Month: April 2017

Prevention of Psychosomatic Disorders


Prevention of Psychosomatic Disorders


The term psychosomatic is composed by the words psyche (soul) and soma (body) and is used to describe physical diseases which are believed to have a mental component, such as stress, anger, grief. When healthcare professionals refer to a psychosomatic disorder they imply that mental factors play a significant role in the development, progression and treatment of the disease. Furthermore, biological factors cannot partly or totally account for the symptoms. Some of the most common examples are IBS (irritable bowel syndrome), hypertension, asthma, arthritis and thyroid disorders. From a psychological point of view, it is believed that there are some personality types relevant to these disorders, which are characterized by difficulty in expressing feelings, known as alexithymia.

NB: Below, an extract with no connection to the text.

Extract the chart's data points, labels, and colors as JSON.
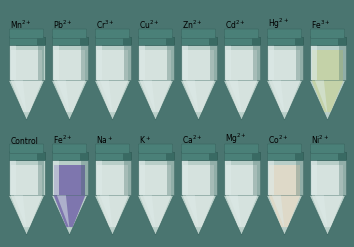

The best way forward in eliminating psychosomatic disorders is prevention. Below are some steps one could take to improve their wellbeing and avoid disease.

• Keep a work-life balance. This will also assist in management of stress levels, since long working hours are generally related to increased stress and irritability. On the other hand, having more free time could result in performing activities that you enjoy or spend time with friends and family.

• Try to focus on the positive side. It is widely accepted that it is not the actual situation but the way we perceive it that affects our thoughts and behaviour. Being optimistic could reinforce a healthier life based on lower stress and anger levels, which are consequences of negative thoughts.

• Eat regular, small and healthy meals. Starving could cause irritability, weakness and feelings of distress. Contrary to that, obesity or compulsive overeating could lead to guilt, remorse and negative self-perception. Further to that specific substances in the foods we eat (e.g. sugar) could affect our body in a variety of ways.

• Exercise more. This could apply to any form of exercise. A minimum of 30’ exercise per day has been found to reduce the chances of getting a chronic disease, like cancer. When someone is moving the trigger in neurotransmitters, like serotonin and endorphins, could result in better mood and reduced stress.

• Sleep well. This is a vital function as it allows the body to rest and get ready for the next day. Getting little or disrupted sleep could be a cause of irritability, anxiety and distress.